We came home from a memorial service for a friend’s mother. It was sad, but also… I don’t know the word. Not joyful, or happy, nor even comforting. Wordsworth said it best (as is not uncommon): We will grieve not, rather find/Strength in what remains behind;/In the primal sympathy/Which having been must ever be

Which is a way of saying, it was nice to see colleagues from Eastern Market in an environment detached from economics and think about love and marriage and family and ties and not how the customers are biting that day.

So why is this post named after a classic film noir (maybe the classic film noir; Double Indemnity, Out of the Past, and Touch of Evil might be better movies, but Pickup most truly like a platonic ideal of noir)?
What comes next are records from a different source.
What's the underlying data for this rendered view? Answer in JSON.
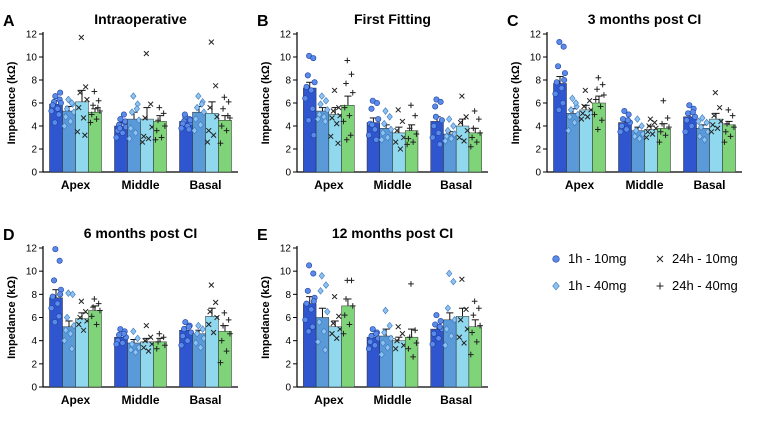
{
  "figure": {
    "legend": [
      {
        "key": "g1",
        "label": "1h - 10mg",
        "marker": "circle"
      },
      {
        "key": "g2",
        "label": "1h - 40mg",
        "marker": "diamond"
      },
      {
        "key": "g3",
        "label": "24h - 10mg",
        "marker": "x"
      },
      {
        "key": "g4",
        "label": "24h - 40mg",
        "marker": "plus"
      }
    ],
    "colors": {
      "g1": "#2f56cf",
      "g2": "#5a9ad8",
      "g3": "#90d8ee",
      "g4": "#7fd47a"
    }
  },
  "chart_data": [
    {
      "type": "bar",
      "panel_label": "A",
      "title": "Intraoperative",
      "ylabel": "Impedance (kΩ)",
      "ylim": [
        0,
        12
      ],
      "yticks": [
        0,
        2,
        4,
        6,
        8,
        10,
        12
      ],
      "categories": [
        "Apex",
        "Middle",
        "Basal"
      ],
      "series": [
        {
          "name": "1h - 10mg",
          "values": [
            5.9,
            4.0,
            4.4
          ],
          "errors": [
            0.3,
            0.3,
            0.2
          ],
          "points": [
            [
              6.6,
              6.3,
              6.1,
              6.0,
              5.8,
              5.5,
              5.3,
              5.0,
              4.3,
              6.9
            ],
            [
              4.6,
              4.3,
              4.1,
              3.9,
              3.6,
              3.4,
              3.0,
              5.0,
              3.8,
              4.4
            ],
            [
              4.8,
              4.6,
              4.4,
              4.3,
              4.2,
              4.0,
              3.8,
              3.7,
              5.0,
              4.5
            ]
          ]
        },
        {
          "name": "1h - 40mg",
          "values": [
            5.3,
            4.6,
            5.2
          ],
          "errors": [
            0.4,
            0.6,
            0.5
          ],
          "points": [
            [
              6.3,
              5.9,
              5.5,
              5.2,
              4.8,
              4.4,
              4.0,
              6.0
            ],
            [
              6.6,
              5.9,
              5.2,
              4.5,
              3.8,
              3.4,
              2.9,
              5.5
            ],
            [
              6.6,
              6.1,
              5.6,
              5.2,
              4.6,
              4.1,
              3.6,
              5.9
            ]
          ]
        },
        {
          "name": "24h - 10mg",
          "values": [
            6.1,
            4.6,
            5.1
          ],
          "errors": [
            1.0,
            1.0,
            1.0
          ],
          "points": [
            [
              11.7,
              7.4,
              6.9,
              6.3,
              5.6,
              4.7,
              3.5,
              3.2
            ],
            [
              10.3,
              5.9,
              4.7,
              3.9,
              3.1,
              2.9,
              2.6
            ],
            [
              11.3,
              7.5,
              5.6,
              4.8,
              3.6,
              3.2,
              2.6
            ]
          ]
        },
        {
          "name": "24h - 40mg",
          "values": [
            5.2,
            4.4,
            4.5
          ],
          "errors": [
            0.3,
            0.5,
            0.4
          ],
          "points": [
            [
              7.0,
              6.2,
              5.8,
              5.3,
              5.0,
              4.6,
              4.3,
              5.6
            ],
            [
              5.6,
              5.1,
              4.5,
              4.0,
              3.6,
              3.0,
              2.8
            ],
            [
              6.5,
              6.1,
              5.5,
              4.7,
              4.0,
              3.6,
              2.5,
              4.9
            ]
          ]
        }
      ]
    },
    {
      "type": "bar",
      "panel_label": "B",
      "title": "First  Fitting",
      "ylabel": "Impedance (kΩ)",
      "ylim": [
        0,
        12
      ],
      "yticks": [
        0,
        2,
        4,
        6,
        8,
        10,
        12
      ],
      "categories": [
        "Apex",
        "Middle",
        "Basal"
      ],
      "series": [
        {
          "name": "1h - 10mg",
          "values": [
            7.3,
            4.3,
            4.4
          ],
          "errors": [
            0.5,
            0.4,
            0.4
          ],
          "points": [
            [
              10.1,
              9.9,
              8.4,
              7.8,
              7.4,
              7.1,
              6.4,
              5.5,
              4.5,
              3.2
            ],
            [
              6.2,
              6.0,
              5.5,
              4.6,
              4.2,
              3.7,
              3.2,
              2.8,
              4.1
            ],
            [
              6.3,
              6.1,
              5.7,
              4.5,
              4.0,
              3.4,
              3.0,
              2.4,
              4.8
            ]
          ]
        },
        {
          "name": "1h - 40mg",
          "values": [
            5.3,
            3.8,
            3.3
          ],
          "errors": [
            0.3,
            0.3,
            0.2
          ],
          "points": [
            [
              6.6,
              6.2,
              5.9,
              5.4,
              5.0,
              4.8,
              4.6,
              4.4
            ],
            [
              5.3,
              4.8,
              4.2,
              3.7,
              3.4,
              3.0,
              2.8
            ],
            [
              4.6,
              4.0,
              3.6,
              3.3,
              3.1,
              2.9,
              2.7
            ]
          ]
        },
        {
          "name": "24h - 10mg",
          "values": [
            5.0,
            3.4,
            4.0
          ],
          "errors": [
            0.6,
            0.5,
            0.6
          ],
          "points": [
            [
              7.1,
              5.6,
              5.3,
              4.9,
              4.7,
              4.2,
              3.1,
              2.5
            ],
            [
              5.4,
              4.4,
              3.6,
              3.0,
              2.6,
              2.0
            ],
            [
              6.6,
              4.8,
              4.3,
              3.6,
              3.0,
              2.7
            ]
          ]
        },
        {
          "name": "24h - 40mg",
          "values": [
            5.8,
            3.6,
            3.4
          ],
          "errors": [
            0.8,
            0.5,
            0.4
          ],
          "points": [
            [
              9.7,
              8.5,
              7.7,
              6.9,
              5.6,
              4.9,
              4.4,
              3.2,
              2.8
            ],
            [
              5.8,
              4.9,
              3.8,
              3.3,
              2.9,
              2.6,
              2.4
            ],
            [
              5.3,
              4.6,
              3.8,
              3.4,
              3.0,
              2.6,
              2.2
            ]
          ]
        }
      ]
    },
    {
      "type": "bar",
      "panel_label": "C",
      "title": "3 months post CI",
      "ylabel": "Impedance (kΩ)",
      "ylim": [
        0,
        12
      ],
      "yticks": [
        0,
        2,
        4,
        6,
        8,
        10,
        12
      ],
      "categories": [
        "Apex",
        "Middle",
        "Basal"
      ],
      "series": [
        {
          "name": "1h - 10mg",
          "values": [
            7.7,
            4.3,
            4.8
          ],
          "errors": [
            0.6,
            0.3,
            0.3
          ],
          "points": [
            [
              11.3,
              10.9,
              9.2,
              8.6,
              7.8,
              7.3,
              6.8,
              6.0,
              5.4,
              8.0
            ],
            [
              5.3,
              5.0,
              4.6,
              4.3,
              4.0,
              3.7,
              3.5,
              4.5
            ],
            [
              5.8,
              5.5,
              5.1,
              4.8,
              4.5,
              4.0,
              3.5,
              5.2
            ]
          ]
        },
        {
          "name": "1h - 40mg",
          "values": [
            5.1,
            3.6,
            3.8
          ],
          "errors": [
            0.4,
            0.3,
            0.3
          ],
          "points": [
            [
              6.4,
              5.7,
              5.4,
              5.0,
              4.8,
              4.3,
              3.6,
              6.0
            ],
            [
              4.6,
              4.0,
              3.6,
              3.3,
              3.1,
              2.9
            ],
            [
              4.7,
              4.3,
              3.9,
              3.5,
              3.1,
              2.8,
              4.4
            ]
          ]
        },
        {
          "name": "24h - 10mg",
          "values": [
            5.4,
            3.7,
            4.6
          ],
          "errors": [
            0.4,
            0.3,
            0.5
          ],
          "points": [
            [
              7.1,
              6.2,
              5.7,
              5.4,
              5.1,
              4.8,
              4.6
            ],
            [
              4.6,
              4.3,
              4.0,
              3.8,
              3.5,
              3.3,
              3.0
            ],
            [
              6.9,
              5.6,
              4.9,
              4.4,
              4.1,
              3.8,
              3.5
            ]
          ]
        },
        {
          "name": "24h - 40mg",
          "values": [
            6.0,
            3.8,
            4.1
          ],
          "errors": [
            0.6,
            0.4,
            0.3
          ],
          "points": [
            [
              8.2,
              7.6,
              7.2,
              6.7,
              6.3,
              5.7,
              5.0,
              4.5,
              3.7
            ],
            [
              6.2,
              4.7,
              4.2,
              3.9,
              3.5,
              3.2,
              2.6
            ],
            [
              5.4,
              4.9,
              4.2,
              3.9,
              3.5,
              3.1,
              2.6
            ]
          ]
        }
      ]
    },
    {
      "type": "bar",
      "panel_label": "D",
      "title": "6 months post CI",
      "ylabel": "Impedance (kΩ)",
      "ylim": [
        0,
        12
      ],
      "yticks": [
        0,
        2,
        4,
        6,
        8,
        10,
        12
      ],
      "categories": [
        "Apex",
        "Middle",
        "Basal"
      ],
      "series": [
        {
          "name": "1h - 10mg",
          "values": [
            7.7,
            4.3,
            4.9
          ],
          "errors": [
            0.7,
            0.3,
            0.3
          ],
          "points": [
            [
              11.9,
              10.9,
              9.2,
              8.4,
              7.8,
              7.2,
              6.8,
              6.1,
              5.6,
              8.0
            ],
            [
              5.0,
              4.8,
              4.5,
              4.3,
              4.0,
              3.8,
              3.7,
              4.6
            ],
            [
              5.6,
              5.3,
              5.0,
              4.7,
              4.4,
              4.0,
              3.6,
              5.2
            ]
          ]
        },
        {
          "name": "1h - 40mg",
          "values": [
            5.2,
            3.8,
            4.6
          ],
          "errors": [
            0.5,
            0.3,
            0.3
          ],
          "points": [
            [
              8.1,
              8.0,
              6.0,
              5.3,
              4.9,
              4.6,
              4.0,
              3.3
            ],
            [
              4.8,
              4.2,
              3.7,
              3.4,
              3.2,
              3.0
            ],
            [
              5.3,
              5.0,
              4.6,
              4.2,
              3.8,
              3.4
            ]
          ]
        },
        {
          "name": "24h - 10mg",
          "values": [
            5.9,
            3.9,
            6.1
          ],
          "errors": [
            0.5,
            0.3,
            0.7
          ],
          "points": [
            [
              7.4,
              6.5,
              6.0,
              5.7,
              5.4,
              4.9
            ],
            [
              5.3,
              4.3,
              4.0,
              3.7,
              3.4,
              3.1
            ],
            [
              8.8,
              7.3,
              6.5,
              6.0,
              5.4,
              4.7
            ]
          ]
        },
        {
          "name": "24h - 40mg",
          "values": [
            6.6,
            3.9,
            4.8
          ],
          "errors": [
            0.4,
            0.3,
            0.5
          ],
          "points": [
            [
              7.6,
              7.2,
              6.9,
              6.6,
              6.1,
              5.4
            ],
            [
              4.6,
              4.3,
              3.9,
              3.6,
              3.3
            ],
            [
              6.4,
              5.8,
              5.3,
              4.6,
              4.0,
              3.1,
              2.1
            ]
          ]
        }
      ]
    },
    {
      "type": "bar",
      "panel_label": "E",
      "title": "12 months post CI",
      "ylabel": "Impedance (kΩ)",
      "ylim": [
        0,
        12
      ],
      "yticks": [
        0,
        2,
        4,
        6,
        8,
        10,
        12
      ],
      "categories": [
        "Apex",
        "Middle",
        "Basal"
      ],
      "series": [
        {
          "name": "1h - 10mg",
          "values": [
            7.2,
            4.3,
            5.0
          ],
          "errors": [
            0.6,
            0.3,
            0.4
          ],
          "points": [
            [
              10.5,
              9.8,
              8.3,
              7.7,
              7.2,
              6.7,
              5.8,
              5.2,
              4.8,
              7.4
            ],
            [
              5.0,
              4.7,
              4.4,
              4.2,
              3.9,
              3.6,
              3.3,
              4.6
            ],
            [
              6.2,
              5.7,
              5.4,
              5.0,
              4.6,
              4.2,
              3.7,
              5.2
            ]
          ]
        },
        {
          "name": "1h - 40mg",
          "values": [
            6.0,
            4.4,
            5.8
          ],
          "errors": [
            0.8,
            0.6,
            0.6
          ],
          "points": [
            [
              9.6,
              8.8,
              8.3,
              6.5,
              5.6,
              4.8,
              3.9,
              3.2
            ],
            [
              6.6,
              5.3,
              4.7,
              4.2,
              3.8,
              3.4,
              2.8
            ],
            [
              9.8,
              9.1,
              6.8,
              5.8,
              5.0,
              4.4,
              3.6
            ]
          ]
        },
        {
          "name": "24h - 10mg",
          "values": [
            5.2,
            4.0,
            6.1
          ],
          "errors": [
            0.5,
            0.3,
            0.7
          ],
          "points": [
            [
              7.8,
              6.1,
              5.5,
              5.0,
              4.6,
              4.2
            ],
            [
              5.2,
              4.6,
              4.0,
              3.6,
              3.3
            ],
            [
              9.3,
              6.7,
              5.8,
              5.0,
              4.3,
              3.8
            ]
          ]
        },
        {
          "name": "24h - 40mg",
          "values": [
            7.0,
            4.3,
            5.2
          ],
          "errors": [
            0.6,
            0.7,
            0.6
          ],
          "points": [
            [
              9.2,
              9.2,
              7.6,
              7.0,
              6.2,
              5.4,
              4.6
            ],
            [
              8.9,
              4.9,
              4.3,
              3.8,
              3.3,
              2.6
            ],
            [
              7.4,
              6.8,
              6.2,
              5.3,
              4.7,
              3.9,
              2.8
            ]
          ]
        }
      ]
    }
  ]
}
Because, after coming home, having ramen, and doing some work, I flipped through the television and there it was, from 10pm until 11:30pm on Turner Classic Movies. I couldn’t resist.

Even my better half  liked it! Actually, she likes old movies, but not inbetween movies. Movies from 1970-1994 really don’t interest her. To her, those are ‘old movies.’ An actual old movie? She likes those.
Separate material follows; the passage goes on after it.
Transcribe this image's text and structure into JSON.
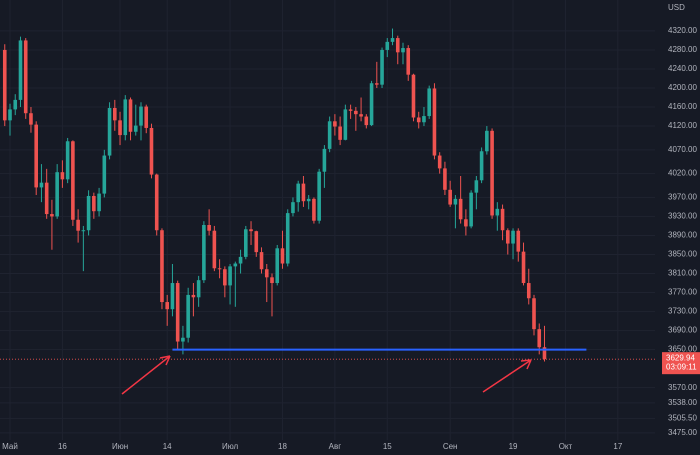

And the tight documentation of the seedy side? The close analysis of a pickpocket’s technique, an information broker’s one room dump and sad front selling ‘personality ties?’ Awesome. The blousy woman who only likes guys who beat her up? Umm… not awesome, but it added a real sense of menace to a movie from a time when kisses couldn’t be more than 2 seconds long, ‘sex’ could not be named, and blood was pretty rare. And Richard Widmark as the pickpocket. Handsome, but with an evil looking forehead (you’ll just have to see it to understand what I mean) and with a strange sense of pride, confidence, and badass-ness for a three time loser who’s the least violent kind of criminal (he picks pocket, covering his actions up with a copy of the New York Times). The missus saw it, too: he was hot. In the middle of the red scare, he didn’t care whether the communists got the secrets or not. He only got mad when one of them beat up the girl worse than he had (yes; the ‘good guy’ also smacked the girl around, just not so badly and he didn’t shoot her afterwards).

What am I saying? I don’t know. But what a great freakin’ movie.